REVIEW by Richard Rivera
TOMORROWLAND is one of those amazingly notable movies that inspires you to see the world in different ways that can alter your own future. Directed by Brad Bird—who is also one of the co-writers, and executive producers—Bird is well-equipped from his vast experience as director on The Simpsons, The Iron Giant, and Pixar's The Incredibles to tell an exciting adventurous tale.
It begins with an ambitious, inventive 11 year-old, Frank Walker, at the 1964
New York City World’s Fair, experiencing the most exciting and fantastic of discoveries: a glimpse into the world of Tomorrow. For those of us that actually walked through the exhibits of that 1964 World's Fair as youngsters and experienced the unbounded optimism that it elicited, this film inspires in a different way. In some ways it is a cautionary tale but in other ways it still taps into those feelings of exhilaration and the potential of what is possible.
George Clooney and Hugh Laurie head the cast with a remarkable group of young actors such as Britt Robertson, Raffey Cassidy, and Thomas Robinson (as Frank Walker, at age 11), that really bring this film to life.

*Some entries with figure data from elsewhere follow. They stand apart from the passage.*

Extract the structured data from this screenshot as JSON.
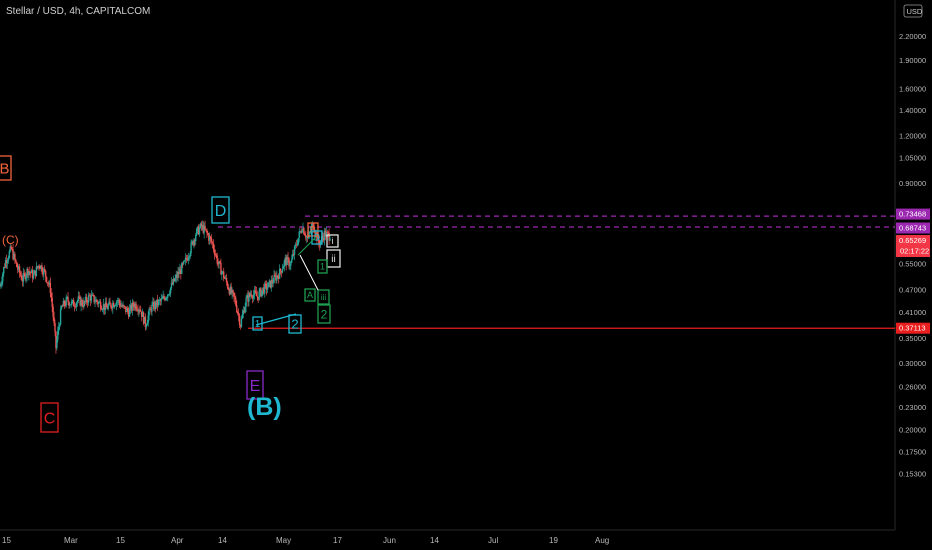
{
  "header": {
    "title": "Stellar / USD, 4h, CAPITALCOM"
  },
  "axis": {
    "currency_badge": "USD"
  },
  "chart_data": {
    "type": "candlestick",
    "title": "Stellar / USD, 4h, CAPITALCOM",
    "scale": "log",
    "ylim": [
      0.153,
      2.65
    ],
    "y_ticks": [
      {
        "v": 2.2,
        "label": "2.20000"
      },
      {
        "v": 1.9,
        "label": "1.90000"
      },
      {
        "v": 1.6,
        "label": "1.60000"
      },
      {
        "v": 1.4,
        "label": "1.40000"
      },
      {
        "v": 1.2,
        "label": "1.20000"
      },
      {
        "v": 1.05,
        "label": "1.05000"
      },
      {
        "v": 0.9,
        "label": "0.90000"
      },
      {
        "v": 0.55,
        "label": "0.55000"
      },
      {
        "v": 0.47,
        "label": "0.47000"
      },
      {
        "v": 0.41,
        "label": "0.41000"
      },
      {
        "v": 0.35,
        "label": "0.35000"
      },
      {
        "v": 0.3,
        "label": "0.30000"
      },
      {
        "v": 0.26,
        "label": "0.26000"
      },
      {
        "v": 0.23,
        "label": "0.23000"
      },
      {
        "v": 0.2,
        "label": "0.20000"
      },
      {
        "v": 0.175,
        "label": "0.17500"
      },
      {
        "v": 0.153,
        "label": "0.15300"
      }
    ],
    "x_ticks": [
      "15",
      "Mar",
      "15",
      "Apr",
      "14",
      "May",
      "17",
      "Jun",
      "14",
      "Jul",
      "19",
      "Aug"
    ],
    "price_tags": [
      {
        "v": 0.73468,
        "label": "0.73468",
        "color": "#9c27b0"
      },
      {
        "v": 0.68743,
        "label": "0.68743",
        "color": "#9c27b0"
      },
      {
        "v": 0.65269,
        "label": "0.65269",
        "sub": "02:17:22",
        "color": "#f23645"
      },
      {
        "v": 0.37113,
        "label": "0.37113",
        "color": "#e91e1e"
      }
    ],
    "levels": [
      {
        "v": 0.73468,
        "style": "dashed",
        "color": "#9c27b0",
        "from": "May"
      },
      {
        "v": 0.68743,
        "style": "dashed",
        "color": "#9c27b0",
        "from": "Apr 14"
      },
      {
        "v": 0.37113,
        "style": "solid",
        "color": "#e91e1e",
        "from": "Apr 24"
      }
    ],
    "wave_labels": [
      {
        "text": "B",
        "color": "#f0643c"
      },
      {
        "text": "(C)",
        "color": "#f0643c"
      },
      {
        "text": "C",
        "color": "#e02020"
      },
      {
        "text": "D",
        "color": "#1eb8d0"
      },
      {
        "text": "E",
        "color": "#8a2bc8"
      },
      {
        "text": "(B)",
        "color": "#1eb8d0"
      },
      {
        "text": "1",
        "color": "#1eb8d0"
      },
      {
        "text": "2",
        "color": "#1eb8d0"
      },
      {
        "text": "B",
        "color": "#f0643c"
      },
      {
        "text": "D",
        "color": "#1eb8d0"
      },
      {
        "text": "A",
        "color": "#1e9e50"
      },
      {
        "text": "i",
        "color": "#e0e0e0"
      },
      {
        "text": "ii",
        "color": "#e0e0e0"
      },
      {
        "text": "1",
        "color": "#1e9e50"
      },
      {
        "text": "iii",
        "color": "#1e9e50"
      },
      {
        "text": "2",
        "color": "#1e9e50"
      }
    ],
    "series_close_approx": [
      0.48,
      0.56,
      0.6,
      0.54,
      0.5,
      0.53,
      0.51,
      0.55,
      0.52,
      0.47,
      0.33,
      0.42,
      0.44,
      0.43,
      0.44,
      0.43,
      0.45,
      0.44,
      0.43,
      0.42,
      0.43,
      0.44,
      0.42,
      0.41,
      0.43,
      0.42,
      0.38,
      0.42,
      0.43,
      0.44,
      0.46,
      0.49,
      0.52,
      0.55,
      0.6,
      0.66,
      0.69,
      0.66,
      0.62,
      0.55,
      0.51,
      0.47,
      0.44,
      0.38,
      0.44,
      0.46,
      0.45,
      0.47,
      0.48,
      0.5,
      0.52,
      0.56,
      0.55,
      0.62,
      0.69,
      0.64,
      0.7,
      0.62,
      0.66,
      0.65
    ],
    "colors": {
      "up": "#26a69a",
      "down": "#ef5350",
      "grid": "#1a1a1a",
      "axis_text": "#b8b8b8"
    }
  }
}
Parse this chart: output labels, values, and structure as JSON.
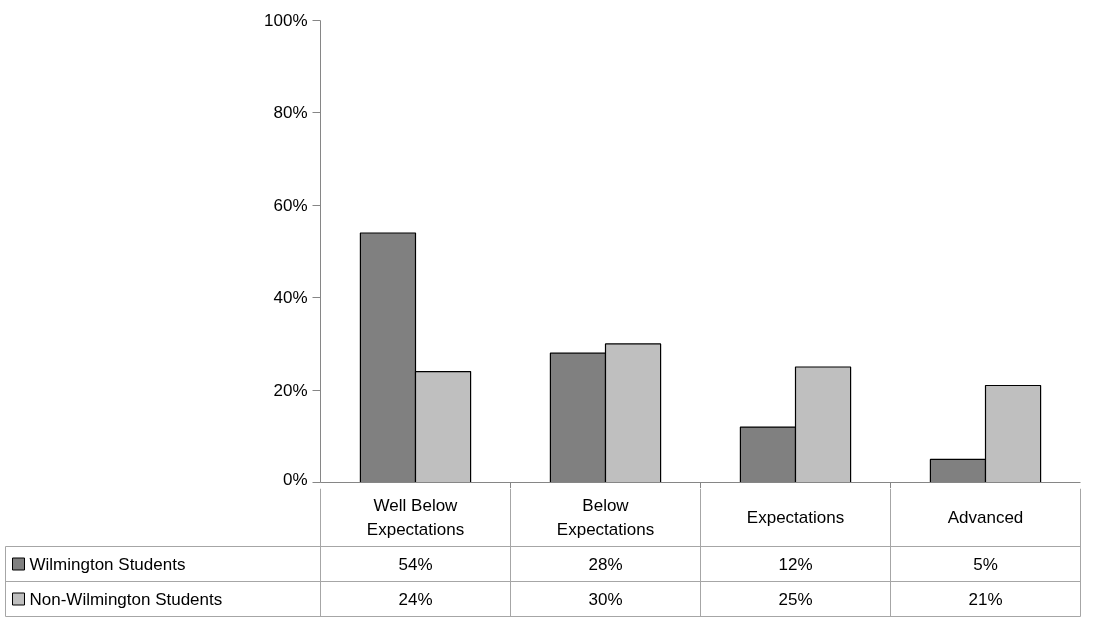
{
  "chart_data": {
    "type": "bar",
    "categories": [
      "Well Below Expectations",
      "Below Expectations",
      "Expectations",
      "Advanced"
    ],
    "series": [
      {
        "name": "Wilmington Students",
        "color": "#808080",
        "values": [
          54,
          28,
          12,
          5
        ],
        "value_labels": [
          "54%",
          "28%",
          "12%",
          "5%"
        ]
      },
      {
        "name": "Non-Wilmington Students",
        "color": "#bfbfbf",
        "values": [
          24,
          30,
          25,
          21
        ],
        "value_labels": [
          "24%",
          "30%",
          "25%",
          "21%"
        ]
      }
    ],
    "ylim": [
      0,
      100
    ],
    "yticks": [
      {
        "value": 0,
        "label": "0%"
      },
      {
        "value": 20,
        "label": "20%"
      },
      {
        "value": 40,
        "label": "40%"
      },
      {
        "value": 60,
        "label": "60%"
      },
      {
        "value": 80,
        "label": "80%"
      },
      {
        "value": 100,
        "label": "100%"
      }
    ],
    "grid": false,
    "legend": "bottom"
  }
}
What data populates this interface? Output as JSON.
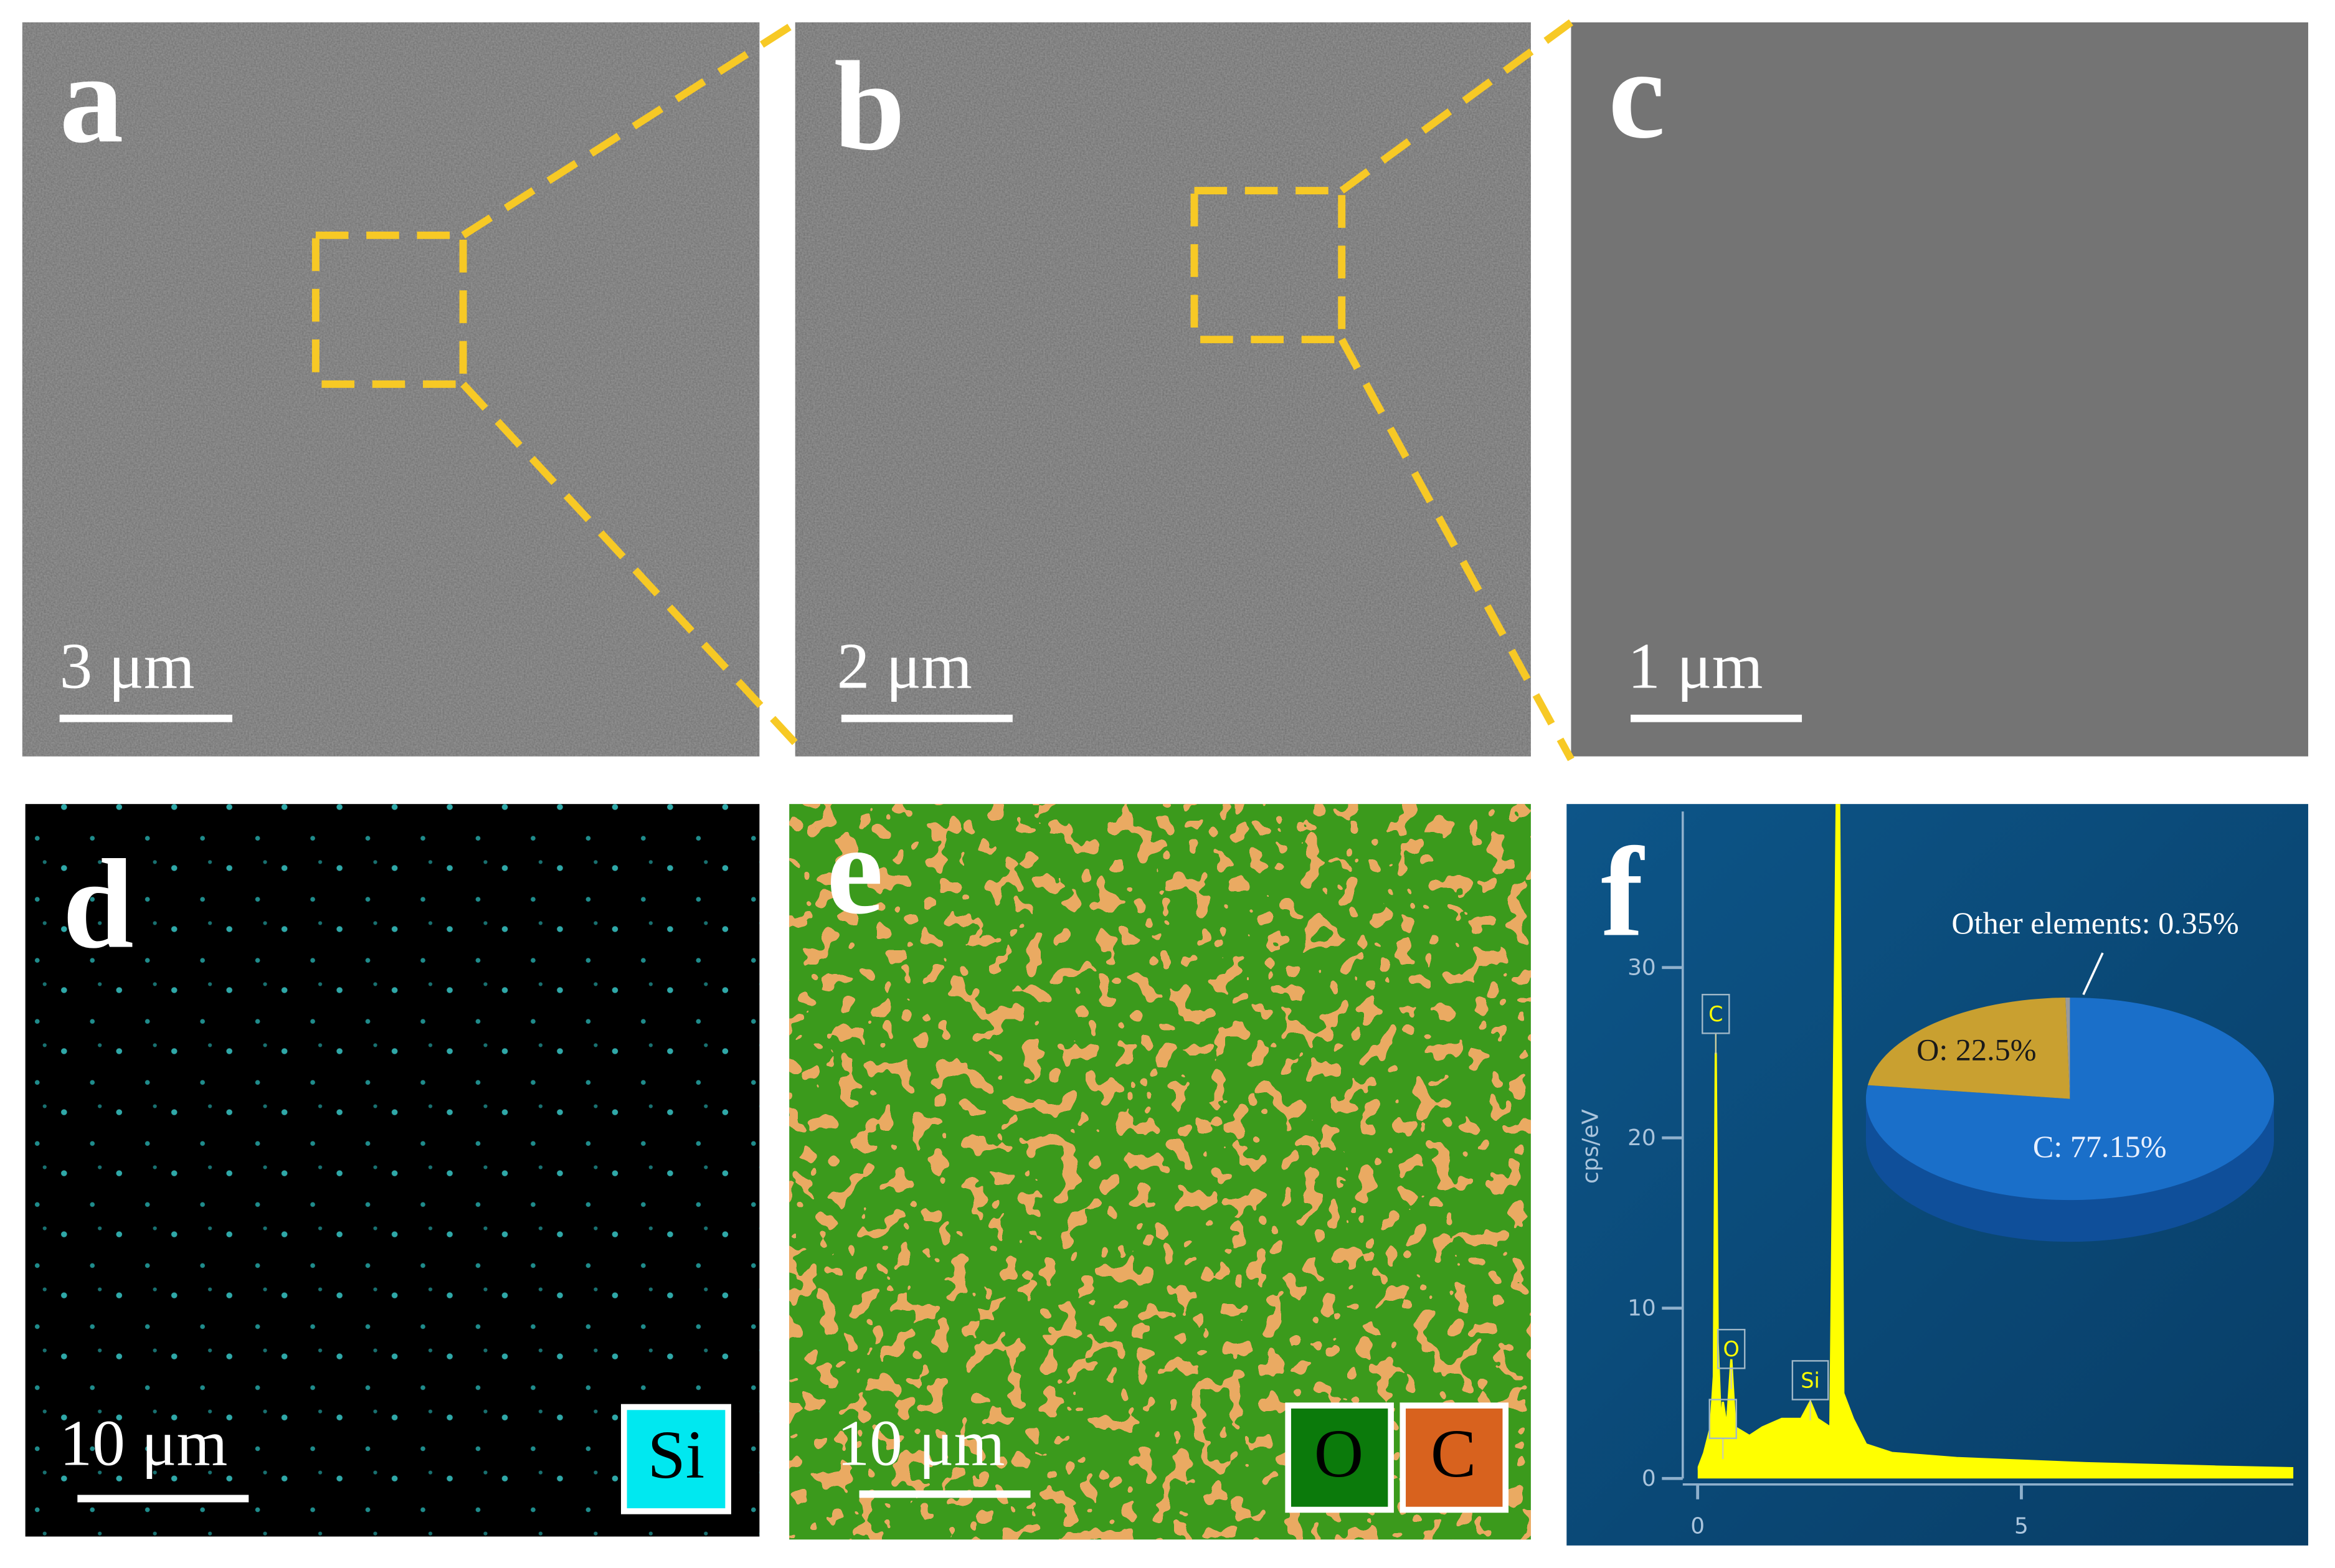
{
  "panels": [
    {
      "label": "a",
      "scale_bar": "3 μm"
    },
    {
      "label": "b",
      "scale_bar": "2 μm"
    },
    {
      "label": "c",
      "scale_bar": "1 μm"
    },
    {
      "label": "d",
      "scale_bar": "10 μm",
      "legend": [
        "Si"
      ]
    },
    {
      "label": "e",
      "scale_bar": "10 μm",
      "legend": [
        "O",
        "C"
      ]
    }
  ],
  "chart_data": {
    "type": "spectrum",
    "label": "f",
    "y_label": "cps/eV",
    "color": "#ffff00",
    "xlim": [
      0,
      9.2
    ],
    "xticks": [
      0,
      5
    ],
    "ylim": [
      0,
      39.6
    ],
    "yticks": [
      0,
      10,
      20,
      30
    ],
    "x": [
      0,
      0.1,
      0.2,
      0.25,
      0.28,
      0.31,
      0.36,
      0.39,
      0.45,
      0.52,
      0.58,
      0.8,
      1.0,
      1.3,
      1.6,
      1.74,
      1.85,
      2.05,
      2.17,
      2.25,
      2.4,
      2.6,
      3,
      4,
      6,
      8,
      9.2
    ],
    "values": [
      0.5,
      1.5,
      3,
      6,
      25,
      8,
      3,
      4.5,
      3,
      7,
      3,
      2.5,
      3,
      3.5,
      3.5,
      4.5,
      3.5,
      3,
      48,
      5,
      3.5,
      2,
      1.5,
      1.2,
      0.9,
      0.7,
      0.6
    ],
    "peaks": [
      {
        "name": "C",
        "x": 0.28
      },
      {
        "name": "O",
        "x": 0.52
      },
      {
        "name": "N",
        "x": 0.39
      },
      {
        "name": "Si",
        "x": 1.74
      }
    ],
    "pie": {
      "values": [
        77.15,
        22.5,
        0.35
      ],
      "value_labels": [
        "C:  77.15%",
        "O:  22.5%",
        "Other elements: 0.35%"
      ],
      "colors": [
        "#1a6fc9",
        "#c9a030",
        "#9a9a9a"
      ]
    }
  }
}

There are enough spectacular vistas, chases scenes, and eye-opening grin-inducing effects that tells you this summer film is geared to a young-adult crowd.
I will not spoil the surprises of the film’s intrigue and adventure but I will say this:
the gist of the film is that globally, the human race tends to reinforce its own bad news—floods, disasters, hunger, corruption, violence—with so much cynicism and negative thinking that we forget the upside: we have the potential for great change.
There are very few films that are as exhilarating and compelling while also inspiring us to “think different.” TOMORROWLAND is a thrilling, meaningful, and well-written adventure that is well-worth taking.